De notre correspondante à Kigali.
Entourée des femmes de son association, Godeliève Mukasarasi commence la réunion par une séance de relaxation, des techniques de tapotement du visage et du cou pour libérer le stress… «
Il faut toujours maintenant cet aspect psychosocial, parce que même si le trauma a diminué, le trauma ne guérit pas tout à fait. Il y a des crises. Lorsque c’est le moment des commémorations, tu te rappelles des choses malheureuses que tu as vécues », dit-elle.
Une volonté d’aider les groupes les plus vulnérables
Depuis 30 ans, l’association Sevota, créée par Godeliève accompagne des femmes victimes de violences sexuelles pendant le génocide. Une volonté d’aider les groupes les plus vulnérables. «
La plupart des femmes survivantes du génocide sont aussi survivantes de violences sexuelles, soit des viols, soit des mariages forcés ou conditionnés. Et parmi ces femmes-là, il y a celles qui ont des enfants nés de viols », indique-t-elle.
Le premier groupe de femmes se forme à Taba, la commune de Godeliève, à une trentaine de kilomètres de Kigali. Un engagement également auprès de la justice pour la fondatrice de Sevota, dont les proches témoignent auprès du TPIR en préparation du procès du bourgmestre Jean-Paul Akayesu. Mais en décembre 1996, à quelques mois du début des audiences, la famille est attaquée. «
Lorsque les jugements du Tribunal international pour le Rwanda ont commencé, comme mon mari était témoin, il fut fusillé par les infiltrés. Donc c’était pas facile pour moi. Mais comme c’était une œuvre de moi-même, que j’avais commencé, j’ai continué à travailler avec ces femmes-là », explique-t-elle.

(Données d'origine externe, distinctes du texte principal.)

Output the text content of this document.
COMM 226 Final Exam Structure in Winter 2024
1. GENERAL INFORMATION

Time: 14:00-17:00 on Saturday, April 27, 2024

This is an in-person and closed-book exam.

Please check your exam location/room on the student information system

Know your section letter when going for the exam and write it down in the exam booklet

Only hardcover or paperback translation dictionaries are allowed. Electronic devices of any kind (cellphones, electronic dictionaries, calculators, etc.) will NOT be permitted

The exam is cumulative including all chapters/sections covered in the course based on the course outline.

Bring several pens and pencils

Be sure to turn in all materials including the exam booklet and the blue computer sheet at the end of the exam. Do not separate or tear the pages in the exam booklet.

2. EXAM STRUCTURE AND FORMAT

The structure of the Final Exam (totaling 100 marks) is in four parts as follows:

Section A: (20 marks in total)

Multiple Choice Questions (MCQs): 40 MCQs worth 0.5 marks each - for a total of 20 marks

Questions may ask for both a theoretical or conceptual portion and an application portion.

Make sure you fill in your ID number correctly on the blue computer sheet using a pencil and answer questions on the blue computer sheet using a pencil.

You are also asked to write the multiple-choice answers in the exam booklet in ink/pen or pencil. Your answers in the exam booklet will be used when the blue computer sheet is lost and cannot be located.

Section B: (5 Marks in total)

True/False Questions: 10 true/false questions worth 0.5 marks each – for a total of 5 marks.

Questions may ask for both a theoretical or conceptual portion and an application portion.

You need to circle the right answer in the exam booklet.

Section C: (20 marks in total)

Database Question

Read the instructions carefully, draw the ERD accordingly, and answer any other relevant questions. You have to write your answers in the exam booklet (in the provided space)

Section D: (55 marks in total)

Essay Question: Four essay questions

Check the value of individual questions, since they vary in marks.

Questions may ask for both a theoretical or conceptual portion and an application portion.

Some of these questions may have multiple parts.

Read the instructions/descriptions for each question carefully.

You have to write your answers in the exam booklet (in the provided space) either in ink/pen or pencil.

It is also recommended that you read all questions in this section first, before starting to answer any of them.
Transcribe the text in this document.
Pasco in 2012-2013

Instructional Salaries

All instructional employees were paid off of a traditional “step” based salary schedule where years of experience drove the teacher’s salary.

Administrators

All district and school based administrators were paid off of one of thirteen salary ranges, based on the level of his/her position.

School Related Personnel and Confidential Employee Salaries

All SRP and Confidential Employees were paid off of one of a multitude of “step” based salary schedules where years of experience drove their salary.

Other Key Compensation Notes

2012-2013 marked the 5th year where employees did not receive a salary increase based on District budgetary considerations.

Le travail de soutien continue
En 1998, Jean-Paul Akayesu est condamné à la perpétuité… Un jugement historique, premier au monde à qualifier les violences sexuelles comme éléments de crimes de génocide. Dans l’organisation Sevota, désormais étendue à 66 groupes de plus de 500 femmes, le travail de soutien continue. «
La plupart des femmes étaient restées orphelines. Alors le fait de se visiter, c’est une façon de recréer et de s’autoguérir des traumas. Parce qu’elles considèrent leurs autres amies comme ses soeurs, comme ses tantes », raconte-t-elle.
Après 30 ans d’engagement, Godeliève Mukasarasi a encore de nombreux projets, dont la création d’un musée des femmes et d’un jardin pour les Justes situés dans son district, à Kamonyi.